A repository for storing models that have been inter-converted between various frameworks. Supported frameworks are TensorFlow, PyTorch, ONNX, OpenVINO, TFJS, TFTRT, TensorFlowLite (Float32/16/INT8), EdgeTPU, CoreML.
https://qiita.com/PINTO
MIT License
3.5k stars 566 forks source link

Questions about BlazePose #97

Closed vladmandic closed 3 years ago

vladmandic commented 3 years ago

Questions about BlazePose

blazepose consists of three models:

Issue 1: All MediaPipe docs refer to older version of model with 33 keypoints instead of 39

Does anyone have a definite list of keypoint annotations? I think I figured it out with trial&error for full body model, but upper body model doesn't match.

Issue 2: Keypoints detectors work fine if body is centered in frame - that's why there is detector model to start with.

But, what is the output of detector model? Two tensors with shapes [1, 896] and [896, 12].

My best guess is to run argMax on first tensor and use that to extract 12 values from second tensor as 6 points.
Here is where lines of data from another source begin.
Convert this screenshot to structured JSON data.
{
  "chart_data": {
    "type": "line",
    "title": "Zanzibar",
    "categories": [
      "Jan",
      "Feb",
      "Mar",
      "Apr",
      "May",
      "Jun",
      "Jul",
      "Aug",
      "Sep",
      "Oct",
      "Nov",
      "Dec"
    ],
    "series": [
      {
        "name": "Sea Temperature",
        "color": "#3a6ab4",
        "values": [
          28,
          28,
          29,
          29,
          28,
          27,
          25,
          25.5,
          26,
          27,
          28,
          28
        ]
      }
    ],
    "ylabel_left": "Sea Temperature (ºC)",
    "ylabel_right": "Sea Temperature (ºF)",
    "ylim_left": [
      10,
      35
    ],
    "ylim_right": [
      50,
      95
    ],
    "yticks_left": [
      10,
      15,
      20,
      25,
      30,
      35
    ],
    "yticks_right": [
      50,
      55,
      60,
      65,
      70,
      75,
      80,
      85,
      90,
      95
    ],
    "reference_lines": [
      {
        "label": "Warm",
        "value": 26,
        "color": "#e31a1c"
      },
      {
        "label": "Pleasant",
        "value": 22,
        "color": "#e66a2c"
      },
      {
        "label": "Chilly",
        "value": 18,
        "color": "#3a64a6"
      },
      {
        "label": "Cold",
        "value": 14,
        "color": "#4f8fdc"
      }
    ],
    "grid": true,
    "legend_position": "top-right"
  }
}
And still have no idea what those are.

All I could find is this:

... we trained a face detector, inspired by our sub-millisecond BlazeFace model, as a proxy for a pose detector. ... two additional virtual keypoints that firmly describe the human body center, rotation and scale as a circle.

Any clue?

I've tried rescaling and plotting them, but they don't make much sense.

All the implementations I could find in the wild do not utilize detector, they only do keypoints.

Btw, if anyone wants to see my test implementation (like I said, full and upper decoders are working nicely), it's at:
https://github.com/vladmandic/blazepose

vladmandic commented 3 years ago

found it in https://github.com/geaxgx/depthai_blazepose

ovshake commented 1 year ago

Hi @vladmandic , I tried plotting the x,y,z as well as just the x,y. (x,y) does match with the image, but x,y,z doesn't match. Is there any preprocessing required to get the correct z coordinate?